BATU, Indonesia. Photo by Jes Aznar

Tuesday, November 13, 2012

Philippines Must Tackle Its Human Trafficking Shame

My latest blog in The New Internationalist:

I will never forget the expression on the face of the victim’s mother. It is one of anger and ripping pain, the kind that lingers a lifetime.

It was many years ago and I was a rookie reporter assigned to cover the police beat, where horrific stories of crime and poverty hit will punch even the coldest of hearts.

One late afternoon, police officers presented to us police reporters a group of human traffickers engaged in the sex trade.

The police rescued some of their victims in a midnight raid in a sex den, somewhere in the northern part of the Philippines. There they were, four young, thin and frail-looking girls probably 14 or 15 years of age, whom the traffickers sold to foreigners like candies.

That was more than seven years ago and is just one of the many cases of human trafficking recorded in the Philippines.

Now, many years later, the problem still exists and has remained alarming, according a visiting United Nations expert on human trafficking.

Joy Ngozi Ezeilo, UN Special Rapporteur on trafficking in persons, called on Philippine President Benigno Aquino III to exert more pressure to combat the problem.

Through the years, I have personally observed as a journalist covering the Philippines that human trafficking continues to exist because of the connivance between immigration officials and port authorities on the one hand and the traffickers on the other.

Ezeilo, as quoted in an article by Xinhua, told reporters in a press conference last week that the Philippines ‘remains a source country’ of human trafficking and that the problem has not declined.

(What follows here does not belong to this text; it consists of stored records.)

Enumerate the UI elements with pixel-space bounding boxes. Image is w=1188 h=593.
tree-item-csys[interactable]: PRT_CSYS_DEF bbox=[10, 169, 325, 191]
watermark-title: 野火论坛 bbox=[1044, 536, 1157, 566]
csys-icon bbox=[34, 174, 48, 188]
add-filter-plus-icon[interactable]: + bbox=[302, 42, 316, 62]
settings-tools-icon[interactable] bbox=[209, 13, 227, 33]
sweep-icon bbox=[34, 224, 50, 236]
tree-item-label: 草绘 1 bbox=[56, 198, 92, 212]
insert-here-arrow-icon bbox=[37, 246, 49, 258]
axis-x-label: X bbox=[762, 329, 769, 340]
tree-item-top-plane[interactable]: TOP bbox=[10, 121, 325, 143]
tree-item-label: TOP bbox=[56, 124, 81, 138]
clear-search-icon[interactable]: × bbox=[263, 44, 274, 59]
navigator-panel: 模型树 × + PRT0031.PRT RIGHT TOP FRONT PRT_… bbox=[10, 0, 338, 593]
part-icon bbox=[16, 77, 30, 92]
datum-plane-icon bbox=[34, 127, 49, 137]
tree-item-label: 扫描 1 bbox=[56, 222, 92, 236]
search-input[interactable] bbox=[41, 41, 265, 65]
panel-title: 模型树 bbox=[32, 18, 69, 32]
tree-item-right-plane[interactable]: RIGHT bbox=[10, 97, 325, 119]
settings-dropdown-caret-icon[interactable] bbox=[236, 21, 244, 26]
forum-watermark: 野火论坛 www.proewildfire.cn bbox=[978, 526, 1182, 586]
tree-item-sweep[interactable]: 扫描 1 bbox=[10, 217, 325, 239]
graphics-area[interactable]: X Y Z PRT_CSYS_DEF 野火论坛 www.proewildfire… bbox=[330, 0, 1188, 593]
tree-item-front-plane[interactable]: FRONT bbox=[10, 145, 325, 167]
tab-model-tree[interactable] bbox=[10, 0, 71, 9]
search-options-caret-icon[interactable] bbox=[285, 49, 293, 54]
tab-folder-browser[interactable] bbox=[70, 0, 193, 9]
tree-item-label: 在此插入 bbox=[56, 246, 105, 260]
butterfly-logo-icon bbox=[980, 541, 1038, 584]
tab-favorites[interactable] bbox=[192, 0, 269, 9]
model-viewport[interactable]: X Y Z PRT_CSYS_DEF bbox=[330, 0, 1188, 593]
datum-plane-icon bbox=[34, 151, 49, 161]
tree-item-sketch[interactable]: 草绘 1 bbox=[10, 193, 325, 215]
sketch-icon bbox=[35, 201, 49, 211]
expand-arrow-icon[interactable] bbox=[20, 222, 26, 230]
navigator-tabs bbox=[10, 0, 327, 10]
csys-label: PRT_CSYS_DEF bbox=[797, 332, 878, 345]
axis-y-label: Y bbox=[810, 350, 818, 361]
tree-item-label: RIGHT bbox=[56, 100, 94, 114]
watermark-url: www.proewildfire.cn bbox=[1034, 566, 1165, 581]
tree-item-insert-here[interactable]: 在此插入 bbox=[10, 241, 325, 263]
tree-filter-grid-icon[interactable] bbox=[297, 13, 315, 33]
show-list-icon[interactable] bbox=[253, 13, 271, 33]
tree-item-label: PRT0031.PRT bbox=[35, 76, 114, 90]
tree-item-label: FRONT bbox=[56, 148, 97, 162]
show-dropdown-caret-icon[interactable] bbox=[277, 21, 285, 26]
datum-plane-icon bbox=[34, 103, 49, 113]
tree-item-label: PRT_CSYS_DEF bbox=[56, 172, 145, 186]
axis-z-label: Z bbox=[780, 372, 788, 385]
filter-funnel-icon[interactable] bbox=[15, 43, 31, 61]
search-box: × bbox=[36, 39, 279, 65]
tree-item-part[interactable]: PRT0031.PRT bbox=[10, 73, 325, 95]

In the same article, the UN expert particularly noted the low rate of convictions of human traffickers and slow-paced court trials.

One way to address the problem is for the government to establish a specialized court to fast-track the trial of trafficking cases.

‘I urge the government to continue to show leadership and mobilize adequate resources to combat trafficking in persons, protect and assist victims, while increasing opportunities for legal, gainful and non-exploitative labour migration,’ Ezeilo said.

This was not the first time that government attention has been called on the serious problem of human trafficking in the Philippines.

In 2011, the US Trafficking in Persons Report on the Philippines noted that the Philippines is a source country for men, women and children who are subjected to sex trafficking and forced labour.

‘A significant number of Filipino men and women who migrate abroad for work are subjected to conditions of involuntary servitude worldwide. Men, women and children are subjected to conditions of forced labour in factories, at construction sites, on fishing vessels, on agricultural plantations, and as domestic workers in Asia and increasingly throughout the Middle East. A significant number of women in domestic servitude abroad also face rape and violent physical and sexual abuse,’ according to the report, as published by

The first ever conviction of a labour trafficker offender was recorded only last year, the report noted.

‘During the reporting period, the government convicted 25 trafficking offenders in 19 cases – compared with nine traffickers convicted in six cases during the previous year – including the conviction in February 2011 of a labour trafficker who sold two women into domestic servitude in Malaysia, where they were enslaved for nine months without pay,’ the US report said.

Despite these numbers, hundreds of Filipino victims continue to be trafficked each day, no thanks to rampant corruption in government and an inefficient judicial system.

I fervently hope that our government will address the problem in the same way that it trumpets its economic gains. Human trafficking is just one of many real problems that are affecting the people of this country.

It is my dream that no man, woman or child will fall victim to human trafficking, be trapped in dingy brothels or locked up in an abusive employer’s home as domestic helpers. In a just world, there is no place for such a heinous crime.